Thursday, October 8, 2009

The Memoir of My Body

My soul experiences existence through my body. As my body, I feel the energy of the universe pulsing through me, entering from my pelvic floor, moving up the spine, through the chakras, into the heart, into expanded awareness and vision from the third eye and transcendence in consciousness.

All because of my body. It houses me and my Beloved. It is my vehicle, my house, my companion. It is my experience, my art. My story.

This is the memoir of my body.



When I was six-months old I was admitted to Dover General Hospital in New Jersey for a spinal tap. I had a high fever and the doctors didn’t know why.
“There is something toxic in her bedroom,” test results showed.
My father found the culprit in the Shell pest strips used in 1967 to catch flies. It’s long, brown curl was emitting nerve gas, hanging next to my crib. I was in an incubator for a week.

“You almost died, baby Sparky Patti,” my mother said, retelling the story many times during my life.

There has always been this low-level anxiety within me. I noticed that anxiety subsided when I was rolfed in the psoas. There was no longer any upward pulling tension. I was grounded. I was safe.

A recent New York Times article explained how some babies are wired for anxiety and grow up as anxious adults. But it’s that anxiety that makes them such good workers. Controlling their environment, planning ahead. Ready for anything. The yoga sutras say that even the sage feels fear. So I knew fear from the very beginnings. My body entered the world anxious.

I had always thought it was because my mother was the wire monkey mother. That famous Harlow and Harlow experiment about how monkey babies who were held by their real mothers were well adjusted. The wire monkey’s who got a mother that was a bunch of wire with terry cloth on it turned out sort of normal, and those with only the wire monkey mother were psychotic.

My mother didn’t touch me much. If I leaned forward to hug her, she would resist, saying that she was afraid that I would “pull on her earrings,” and rip them out of her ears. The only time I remember her holding me was when I was about 6 and I had an earache and was crying and she held me and rocked me until it was time to go to the doctor appointment.
Although she gave me books and religiously took us to the library, my mother went to her own stack of books and she never read to me. My older sister by six years, Nancy, taught me how to use my fingers to flip through the card catalog and search the metal stacks for home making books. I read by myself.

My father’s body was always wracked with pain. He was a child survivor of a Japanese concentration camp on Java during World War II. No he is not Jewish or Japanese. It was the Dutch East Indies experience under Japanese occupation. That whole experience was still in his body, the post-traumatic stress, still in the muscles, that were always tense and giving him severe migraine headaches. The dark-orange prescription bottles of heavy narcotics overflowed on his night stand, rolling under the bed where somewhere he lays incapacitated for days in the dark, a washcloth over his eyes and the whole world shut out.

I would massage his upper back. His neck and shoulders. I gave him Indian head massage, like Babu, the Javanese nanny from his childhood, who could pull the hair in the right spot and relieve a headache, or give some Jamu for his health.

In his head massage, I imagined pulling out the pain, pulling out the memories, the snakes and tigers, volcanoes, airplanes and gunfire, death and violence. The death of his father – he starved to death at a Mitzubishi forced labor tin mine outside of Tokyo. We know the story by heart, for my grandfather’s picture watches from above my father’s bed.
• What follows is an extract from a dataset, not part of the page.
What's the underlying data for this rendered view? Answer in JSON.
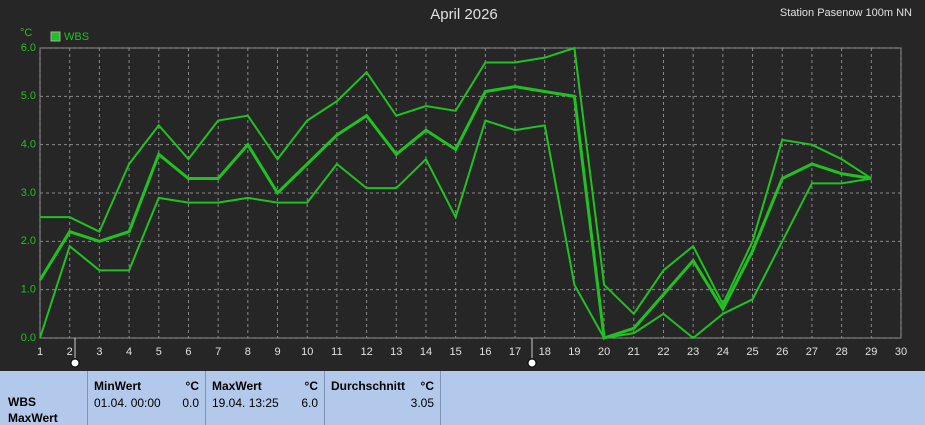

"Shake out the pain from your hands," my father instructed me. It didn't leave my body. It just lodged itself in my heart.

Still, today, as I sit here and write this. I feel his body memory. The fear, the pain, the expectation of disaster. Of a mother blinding you with the light in the middle of the night, threatening to cut your hair off with scissors because you dared to groom the dog. And you thought she wouldn’t find the evidence buried at the bottom of the kitchen trashcan.

I am aware of some grief, some deep and distant collective wail. All the families who have suffered a body trauma, be it through war, cruelty, insanity, domestic violence - there is that anxiety in the body, pulling you up and out of the body, away from life. But it's a part of life that is raging on inside you. The shadow, begging and wailing and crying to be seen and loved and not denied. So we look at its story. We look at the story in the body so that we can see that the Devil is truly God's most beloved, and be at peace.